Tame all headwinds to meet 2025 oil output target

President Museveni (2nd left) launches commercial drilling of Kingfisher oil field in Kikuube District on January 24, 2023. PHOTO | FRANCIS MUGERWA

What you need to know:

  • The issue: Oil
  • Our view:  There should be nothing except for unforeseen circumstances to delay the output target of 2025. Corruption is not one of those unforeseen circumstances. This should be two years of ‘Mafuta hakuna mchezo’ (there is no play with oil).

After pushing forward against so many headwinds for nearly 20 years, Uganda on Tuesday launched its first oil drilling programme in the Kingfisher field, operated by the China National Offshore Oil Corporation.

This is that “finally” moment for the country’s crude reserves estimated at 6.5 billion barrels, of which 1.4 billion barrels are recoverable.

There are congratulatory messages flying in the air for this key milestone – the government can do a lot of it – but they should be hushed. For one, there are also many licking their lips; they are not looking at the many more rivers the country has to cross as it races to meet its target of first oil output in 2025.

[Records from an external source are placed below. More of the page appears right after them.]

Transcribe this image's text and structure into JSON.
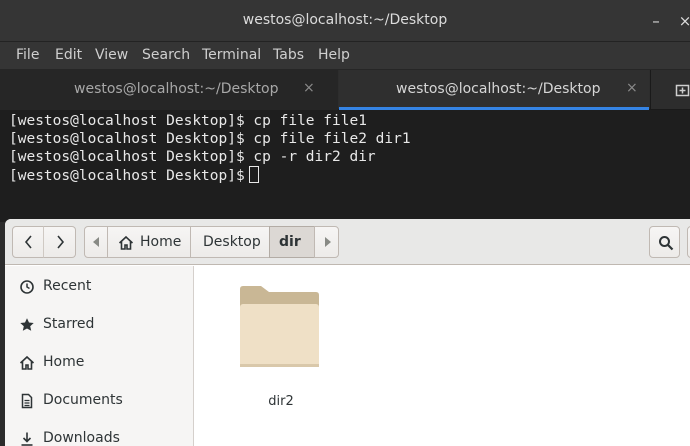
{
  "terminal": {
    "title": "westos@localhost:~/Desktop",
    "menu": [
      "File",
      "Edit",
      "View",
      "Search",
      "Terminal",
      "Tabs",
      "Help"
    ],
    "tabs": [
      {
        "label": "westos@localhost:~/Desktop",
        "active": false
      },
      {
        "label": "westos@localhost:~/Desktop",
        "active": true
      }
    ],
    "close_glyph": "×",
    "minimize_glyph": "–",
    "lines": [
      "[westos@localhost Desktop]$ cp file file1",
      "[westos@localhost Desktop]$ cp file file2 dir1",
      "[westos@localhost Desktop]$ cp -r dir2 dir",
      "[westos@localhost Desktop]$"
    ]
  },
  "files": {
    "breadcrumbs": [
      "Home",
      "Desktop",
      "dir"
    ],
    "sidebar": [
      {
        "label": "Recent",
        "icon": "clock-icon"
      },
      {
        "label": "Starred",
        "icon": "star-icon"
      },
      {
        "label": "Home",
        "icon": "home-icon"
      },
      {
        "label": "Documents",
        "icon": "document-icon"
      },
      {
        "label": "Downloads",
        "icon": "download-icon"
      }
    ],
    "items": [
      {
        "name": "dir2",
        "icon": "folder-icon"
      }
    ]
  },
  "colors": {
    "accent": "#3584e4",
    "folder_front": "#efe0c6",
    "folder_back": "#c9b795"
  }
}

From the head where the Executive has defended gross corruption as a necessary evil for the corrupt to create jobs with their loot, to the tail where scavengers are looking for whatever is falling from the pillage flight, it is a state of vultures.

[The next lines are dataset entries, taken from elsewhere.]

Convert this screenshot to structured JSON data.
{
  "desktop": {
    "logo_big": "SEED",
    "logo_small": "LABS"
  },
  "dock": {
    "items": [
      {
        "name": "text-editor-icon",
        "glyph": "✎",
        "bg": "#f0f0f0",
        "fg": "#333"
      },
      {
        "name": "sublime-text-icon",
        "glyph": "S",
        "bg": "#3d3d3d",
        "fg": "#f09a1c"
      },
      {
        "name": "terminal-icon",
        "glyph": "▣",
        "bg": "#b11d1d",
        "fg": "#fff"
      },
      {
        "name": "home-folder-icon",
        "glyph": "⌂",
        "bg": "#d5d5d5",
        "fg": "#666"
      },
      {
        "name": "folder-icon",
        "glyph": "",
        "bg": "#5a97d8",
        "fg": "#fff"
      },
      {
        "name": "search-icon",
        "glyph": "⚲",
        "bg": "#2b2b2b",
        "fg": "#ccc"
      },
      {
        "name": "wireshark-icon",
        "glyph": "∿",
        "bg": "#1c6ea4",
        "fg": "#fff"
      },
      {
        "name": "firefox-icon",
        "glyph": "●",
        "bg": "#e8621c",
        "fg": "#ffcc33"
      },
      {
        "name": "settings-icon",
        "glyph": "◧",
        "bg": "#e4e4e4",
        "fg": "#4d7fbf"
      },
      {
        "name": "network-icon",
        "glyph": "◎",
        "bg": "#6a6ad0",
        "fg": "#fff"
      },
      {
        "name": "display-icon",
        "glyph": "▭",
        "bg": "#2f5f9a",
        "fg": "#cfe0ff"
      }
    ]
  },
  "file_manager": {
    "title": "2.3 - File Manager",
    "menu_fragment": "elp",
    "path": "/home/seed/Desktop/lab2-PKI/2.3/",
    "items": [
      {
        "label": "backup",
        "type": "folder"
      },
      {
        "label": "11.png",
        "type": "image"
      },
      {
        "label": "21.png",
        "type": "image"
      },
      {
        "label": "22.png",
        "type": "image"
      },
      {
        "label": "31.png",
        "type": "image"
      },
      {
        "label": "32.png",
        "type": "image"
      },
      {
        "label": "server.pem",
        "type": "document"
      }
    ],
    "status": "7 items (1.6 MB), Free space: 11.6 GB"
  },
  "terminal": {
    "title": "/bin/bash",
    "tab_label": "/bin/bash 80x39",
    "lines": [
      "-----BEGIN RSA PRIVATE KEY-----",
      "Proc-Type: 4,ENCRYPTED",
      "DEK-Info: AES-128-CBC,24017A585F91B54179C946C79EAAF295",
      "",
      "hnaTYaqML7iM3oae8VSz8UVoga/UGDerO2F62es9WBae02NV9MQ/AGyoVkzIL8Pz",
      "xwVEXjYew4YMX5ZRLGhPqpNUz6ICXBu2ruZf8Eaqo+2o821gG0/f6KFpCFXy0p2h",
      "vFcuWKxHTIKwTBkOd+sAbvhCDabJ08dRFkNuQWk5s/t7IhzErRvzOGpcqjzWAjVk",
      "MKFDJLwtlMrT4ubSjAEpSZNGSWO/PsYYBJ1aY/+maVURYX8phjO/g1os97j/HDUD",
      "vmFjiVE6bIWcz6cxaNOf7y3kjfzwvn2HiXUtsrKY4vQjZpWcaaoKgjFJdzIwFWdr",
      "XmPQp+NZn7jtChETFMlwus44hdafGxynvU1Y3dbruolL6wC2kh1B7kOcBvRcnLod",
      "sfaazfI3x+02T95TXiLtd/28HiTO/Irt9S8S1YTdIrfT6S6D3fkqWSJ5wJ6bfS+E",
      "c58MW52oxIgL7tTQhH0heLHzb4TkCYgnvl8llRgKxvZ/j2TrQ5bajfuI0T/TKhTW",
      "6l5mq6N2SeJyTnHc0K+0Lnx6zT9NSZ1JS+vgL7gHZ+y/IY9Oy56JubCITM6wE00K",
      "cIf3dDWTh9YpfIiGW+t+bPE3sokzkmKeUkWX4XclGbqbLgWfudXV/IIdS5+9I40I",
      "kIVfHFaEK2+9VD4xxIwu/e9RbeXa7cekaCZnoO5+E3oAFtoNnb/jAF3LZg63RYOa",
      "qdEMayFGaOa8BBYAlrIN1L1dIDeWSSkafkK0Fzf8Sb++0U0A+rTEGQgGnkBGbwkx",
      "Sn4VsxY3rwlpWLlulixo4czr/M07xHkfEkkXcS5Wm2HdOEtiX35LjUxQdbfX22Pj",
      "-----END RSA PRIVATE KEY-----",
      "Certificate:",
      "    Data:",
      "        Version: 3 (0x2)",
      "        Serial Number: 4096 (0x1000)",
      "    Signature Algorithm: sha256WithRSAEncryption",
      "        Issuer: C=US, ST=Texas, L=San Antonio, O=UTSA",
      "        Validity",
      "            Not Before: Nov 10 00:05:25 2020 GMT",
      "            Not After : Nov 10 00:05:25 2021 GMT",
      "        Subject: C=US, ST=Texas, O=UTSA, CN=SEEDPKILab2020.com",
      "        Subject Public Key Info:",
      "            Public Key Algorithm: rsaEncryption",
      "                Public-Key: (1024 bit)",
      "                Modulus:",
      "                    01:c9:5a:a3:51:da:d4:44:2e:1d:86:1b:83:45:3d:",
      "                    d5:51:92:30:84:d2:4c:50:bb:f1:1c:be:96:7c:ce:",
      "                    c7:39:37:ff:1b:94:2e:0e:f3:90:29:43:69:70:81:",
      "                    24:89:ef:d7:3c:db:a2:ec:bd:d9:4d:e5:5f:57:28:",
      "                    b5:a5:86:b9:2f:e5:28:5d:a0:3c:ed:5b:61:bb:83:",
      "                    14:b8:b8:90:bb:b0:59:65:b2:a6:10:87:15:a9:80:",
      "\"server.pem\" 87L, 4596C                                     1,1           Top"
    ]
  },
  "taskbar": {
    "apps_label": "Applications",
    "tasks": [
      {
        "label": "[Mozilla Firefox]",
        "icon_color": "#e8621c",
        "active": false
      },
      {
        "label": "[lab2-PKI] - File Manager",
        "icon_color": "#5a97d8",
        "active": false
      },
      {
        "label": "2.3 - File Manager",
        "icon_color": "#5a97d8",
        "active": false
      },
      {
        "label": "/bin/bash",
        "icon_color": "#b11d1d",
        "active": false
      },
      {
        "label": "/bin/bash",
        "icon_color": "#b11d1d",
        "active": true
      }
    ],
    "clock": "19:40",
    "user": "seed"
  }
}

The next two years is a crunch period, a squeaky bum time, for the oil sector and the country’s envisaged production of 230,000 barrels of crude oil per day. Meeting this target will be significant for the oil sector but also for the country at large after such a long and arduous wait since November 2006 when the President announced the discovery of viable commercial oil reserves in the Albertine graben.

In the past, Mr Yoweri Museveni has justified the extension of his rule – now into 37 years – saying he could not just leave the “oil money for these people to come and spoil.” The President is now up against nature’s clockwork to ensure that he delivers on a resource that has been personal for him over the last 15 years.

This personal attachment to the oil exploration and production should see the 2025 output target executed and delivered seamlessly. And that is only possible if the political and economic dysfunction known as the “oil curse” and its attendant relative called corruption are sent to the cemetery using strong policies.

Meeting the 2025 output target will be crucial in reinforcing public confidence in the oil sector but, more importantly, lay significant steps for the second project area, Tilenga, north of Lake Albert astride River Nile and operated by France’s Total Energies.

There should be nothing except for unforeseen circumstances to delay the output target of 2025. Corruption is not one of those unforeseen circumstances. This should be two years of ‘Mafuta hakuna mchezo’ (there is no play with oil).